Gardasil, un vaccin controversé
Commercialisé en France depuis 2006, le vaccin Gardasil est indiqué en prévention du cancer du col de l'utérus dû à certaines infections à papillomavirus humains (HPV). Il est recommandé chez les jeunes filles âgées de 14 ans et les jeunes femmes de 15 à 23 ans n’ayant pas eu de rapports sexuels (ou au plus tard, dans l’année suivant le début de leur vie sexuelle). Le schéma vaccinal contre les infections à HPV comporte trois doses, administrées à 0, 2 et 6 mois d’intervalles.
Depuis sa mise sur le marché, le traitement fait l’objet d’un suivi national dans le cadre d’un plan de gestion de risque (PGR). Pourtant, nombreuses sont les jeunes filles vaccinées, et les mères de ces dernières, à accuser le Gardasil de provoquer de multiples effets indésirables graves. C’est notamment le cas de Gilberte Casellas, dont la fille, Julie, a reçu une injection à l’âge de 17 ans.
« Vaccinée, ma fille souffre maintenant de la maladie de Verneuil »

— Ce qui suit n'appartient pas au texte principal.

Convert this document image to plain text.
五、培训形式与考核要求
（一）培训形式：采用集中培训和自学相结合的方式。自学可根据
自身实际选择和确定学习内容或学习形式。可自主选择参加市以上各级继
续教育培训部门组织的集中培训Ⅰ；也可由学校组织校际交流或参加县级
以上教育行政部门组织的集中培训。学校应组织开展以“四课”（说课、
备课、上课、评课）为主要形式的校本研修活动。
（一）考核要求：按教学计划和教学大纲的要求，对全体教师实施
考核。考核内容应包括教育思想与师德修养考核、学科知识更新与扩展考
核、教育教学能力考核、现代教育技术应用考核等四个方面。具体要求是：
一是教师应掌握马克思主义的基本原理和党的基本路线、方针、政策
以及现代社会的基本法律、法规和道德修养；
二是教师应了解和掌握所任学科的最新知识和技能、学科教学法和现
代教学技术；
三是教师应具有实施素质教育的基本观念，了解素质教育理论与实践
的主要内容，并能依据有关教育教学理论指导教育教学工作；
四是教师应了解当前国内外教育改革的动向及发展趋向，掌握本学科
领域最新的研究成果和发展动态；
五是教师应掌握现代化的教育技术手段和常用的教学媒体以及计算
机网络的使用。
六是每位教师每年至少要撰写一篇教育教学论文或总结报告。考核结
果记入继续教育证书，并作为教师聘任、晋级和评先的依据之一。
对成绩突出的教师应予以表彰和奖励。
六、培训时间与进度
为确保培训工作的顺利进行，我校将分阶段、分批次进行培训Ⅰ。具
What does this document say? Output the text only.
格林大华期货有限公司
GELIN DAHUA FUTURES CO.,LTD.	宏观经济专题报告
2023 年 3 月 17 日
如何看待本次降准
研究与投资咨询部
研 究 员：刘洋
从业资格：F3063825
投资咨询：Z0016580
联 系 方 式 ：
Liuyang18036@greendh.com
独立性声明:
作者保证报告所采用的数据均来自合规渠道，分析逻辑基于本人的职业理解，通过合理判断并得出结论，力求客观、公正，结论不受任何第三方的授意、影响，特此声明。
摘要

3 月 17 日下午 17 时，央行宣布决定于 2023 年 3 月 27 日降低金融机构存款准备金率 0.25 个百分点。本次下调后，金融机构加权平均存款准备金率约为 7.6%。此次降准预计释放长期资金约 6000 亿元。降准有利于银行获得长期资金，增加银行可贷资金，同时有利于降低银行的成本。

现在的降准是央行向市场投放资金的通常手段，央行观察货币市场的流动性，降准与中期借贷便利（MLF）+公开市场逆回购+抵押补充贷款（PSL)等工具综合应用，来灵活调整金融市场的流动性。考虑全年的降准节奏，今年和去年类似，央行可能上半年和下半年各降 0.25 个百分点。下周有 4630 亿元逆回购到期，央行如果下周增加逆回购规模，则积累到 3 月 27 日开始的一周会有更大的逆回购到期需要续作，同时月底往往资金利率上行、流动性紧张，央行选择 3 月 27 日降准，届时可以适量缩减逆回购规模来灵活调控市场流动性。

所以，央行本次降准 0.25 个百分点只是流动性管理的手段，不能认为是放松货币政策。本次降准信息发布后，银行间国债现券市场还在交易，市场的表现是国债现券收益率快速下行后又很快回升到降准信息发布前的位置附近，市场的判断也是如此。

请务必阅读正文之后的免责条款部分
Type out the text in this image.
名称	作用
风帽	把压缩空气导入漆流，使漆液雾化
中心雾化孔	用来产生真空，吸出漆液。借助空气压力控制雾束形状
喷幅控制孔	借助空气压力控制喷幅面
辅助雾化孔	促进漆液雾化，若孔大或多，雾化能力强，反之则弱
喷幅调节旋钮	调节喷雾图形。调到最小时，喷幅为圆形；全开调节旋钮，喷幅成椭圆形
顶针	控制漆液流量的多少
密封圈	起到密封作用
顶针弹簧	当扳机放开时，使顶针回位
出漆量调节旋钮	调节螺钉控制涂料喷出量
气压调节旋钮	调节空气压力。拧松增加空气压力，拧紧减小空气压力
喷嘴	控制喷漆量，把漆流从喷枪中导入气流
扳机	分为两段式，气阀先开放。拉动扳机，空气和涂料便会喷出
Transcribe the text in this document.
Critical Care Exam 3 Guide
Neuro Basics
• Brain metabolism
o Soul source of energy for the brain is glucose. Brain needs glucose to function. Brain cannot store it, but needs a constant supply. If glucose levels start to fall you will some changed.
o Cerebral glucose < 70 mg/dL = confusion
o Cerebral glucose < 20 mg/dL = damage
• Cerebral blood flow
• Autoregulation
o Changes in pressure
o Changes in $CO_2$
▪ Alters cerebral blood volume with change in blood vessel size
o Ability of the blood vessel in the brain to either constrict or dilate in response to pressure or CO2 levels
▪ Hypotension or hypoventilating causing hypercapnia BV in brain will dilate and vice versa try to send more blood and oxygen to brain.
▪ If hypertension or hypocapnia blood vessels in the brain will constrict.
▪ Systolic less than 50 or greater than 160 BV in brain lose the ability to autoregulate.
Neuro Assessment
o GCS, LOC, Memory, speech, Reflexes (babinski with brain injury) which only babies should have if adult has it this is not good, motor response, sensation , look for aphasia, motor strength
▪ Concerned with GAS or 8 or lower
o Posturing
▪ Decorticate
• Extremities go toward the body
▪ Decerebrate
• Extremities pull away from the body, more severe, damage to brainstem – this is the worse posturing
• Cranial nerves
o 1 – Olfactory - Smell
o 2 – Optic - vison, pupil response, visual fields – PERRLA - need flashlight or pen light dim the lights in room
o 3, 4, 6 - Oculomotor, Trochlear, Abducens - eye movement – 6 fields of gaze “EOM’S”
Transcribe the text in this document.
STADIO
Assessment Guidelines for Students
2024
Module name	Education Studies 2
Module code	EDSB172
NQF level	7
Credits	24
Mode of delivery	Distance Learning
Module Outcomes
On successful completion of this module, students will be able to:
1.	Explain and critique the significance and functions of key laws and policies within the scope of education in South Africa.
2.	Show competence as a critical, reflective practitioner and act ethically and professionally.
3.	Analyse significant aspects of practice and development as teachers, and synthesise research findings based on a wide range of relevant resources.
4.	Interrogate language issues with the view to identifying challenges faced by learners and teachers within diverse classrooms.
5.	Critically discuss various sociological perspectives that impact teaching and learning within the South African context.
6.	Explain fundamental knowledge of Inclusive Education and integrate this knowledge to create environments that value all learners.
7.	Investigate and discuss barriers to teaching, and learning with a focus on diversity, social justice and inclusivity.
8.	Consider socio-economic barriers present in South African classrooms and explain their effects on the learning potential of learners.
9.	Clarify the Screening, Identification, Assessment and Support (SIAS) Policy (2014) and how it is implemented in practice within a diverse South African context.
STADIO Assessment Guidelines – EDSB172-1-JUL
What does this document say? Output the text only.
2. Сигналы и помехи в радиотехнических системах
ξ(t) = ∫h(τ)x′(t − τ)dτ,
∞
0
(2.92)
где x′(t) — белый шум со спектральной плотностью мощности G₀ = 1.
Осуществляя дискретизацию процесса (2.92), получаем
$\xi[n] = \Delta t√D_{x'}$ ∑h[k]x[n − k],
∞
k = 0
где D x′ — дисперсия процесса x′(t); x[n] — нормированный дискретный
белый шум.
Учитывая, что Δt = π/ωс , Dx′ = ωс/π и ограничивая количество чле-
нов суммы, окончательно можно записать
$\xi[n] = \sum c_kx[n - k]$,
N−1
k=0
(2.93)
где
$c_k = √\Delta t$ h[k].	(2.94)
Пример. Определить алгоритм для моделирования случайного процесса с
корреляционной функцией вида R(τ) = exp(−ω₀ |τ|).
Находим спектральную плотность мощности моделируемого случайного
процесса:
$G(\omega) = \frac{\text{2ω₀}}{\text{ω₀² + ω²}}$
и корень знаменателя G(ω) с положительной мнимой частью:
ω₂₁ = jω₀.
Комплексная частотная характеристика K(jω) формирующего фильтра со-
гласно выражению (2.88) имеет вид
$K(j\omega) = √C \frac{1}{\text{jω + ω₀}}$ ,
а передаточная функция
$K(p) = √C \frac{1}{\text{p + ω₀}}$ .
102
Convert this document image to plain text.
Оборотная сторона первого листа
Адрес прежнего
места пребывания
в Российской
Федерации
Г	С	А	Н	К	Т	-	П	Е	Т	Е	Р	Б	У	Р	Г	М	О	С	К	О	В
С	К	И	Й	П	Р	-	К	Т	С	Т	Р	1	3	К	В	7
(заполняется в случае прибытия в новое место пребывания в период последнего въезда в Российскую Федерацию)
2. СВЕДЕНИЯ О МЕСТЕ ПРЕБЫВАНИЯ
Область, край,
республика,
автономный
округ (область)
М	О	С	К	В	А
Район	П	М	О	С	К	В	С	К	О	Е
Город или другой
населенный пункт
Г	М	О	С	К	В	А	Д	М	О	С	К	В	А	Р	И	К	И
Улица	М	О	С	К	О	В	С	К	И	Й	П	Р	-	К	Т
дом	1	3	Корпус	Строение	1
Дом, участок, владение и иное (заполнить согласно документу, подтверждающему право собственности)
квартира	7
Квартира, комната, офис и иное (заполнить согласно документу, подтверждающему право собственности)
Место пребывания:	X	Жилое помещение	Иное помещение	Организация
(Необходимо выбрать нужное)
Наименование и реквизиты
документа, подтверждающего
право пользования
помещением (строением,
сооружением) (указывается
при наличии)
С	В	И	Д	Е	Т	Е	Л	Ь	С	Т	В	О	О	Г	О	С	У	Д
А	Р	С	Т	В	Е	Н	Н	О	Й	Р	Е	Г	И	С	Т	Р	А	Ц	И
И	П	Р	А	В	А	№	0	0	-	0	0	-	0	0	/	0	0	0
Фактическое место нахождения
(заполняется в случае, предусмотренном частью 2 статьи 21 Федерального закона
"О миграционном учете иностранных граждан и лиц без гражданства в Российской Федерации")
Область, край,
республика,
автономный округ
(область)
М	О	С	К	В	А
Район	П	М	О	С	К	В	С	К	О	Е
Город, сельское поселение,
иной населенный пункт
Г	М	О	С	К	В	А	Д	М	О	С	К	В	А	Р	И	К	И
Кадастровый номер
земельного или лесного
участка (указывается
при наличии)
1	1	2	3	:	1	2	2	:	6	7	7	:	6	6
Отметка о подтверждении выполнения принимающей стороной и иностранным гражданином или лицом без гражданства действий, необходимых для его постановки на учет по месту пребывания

« J’ai découvert le Gardasil en 2007, par le biais de spots télévisés. Il était décrit comme un produit miracle pour les jeunes filles ne souhaitant pas courir le risque d’être un jour atteinte d’un cancer de l’utérus, raconte la vice-présidente de l’association Les Filles et le Gardasil. Deux semaines après la première injection, un abcès est apparu sous l’aisselle de ma fille. J’ai d’abord pensé qu’elle s’était mal épilée, mais il a vite pris la taille d’un œuf de caille. Julie a donc subi une opération chirurgicale pour se le faire enlever. Mais elle a été contrainte d’en subir une autre car, une semaine après l’intervention, un nouvel abcès d’une taille conséquente était apparu sous son autre aisselle. » A l’apparition du troisième kyste, le chirurgien refuse de réopérer l’adolescente, et c’est en consultant un dermatologue que la mère et la fille mettent un nom sur cette soudaine pathologie. Julie est atteinte de la maladie de Verneuil, une maladie orpheline qui se manifeste par l’apparition de nodules cutanés et d’abcès douloureux au niveau des aisselles, des fesses, des creux axillaires, etc.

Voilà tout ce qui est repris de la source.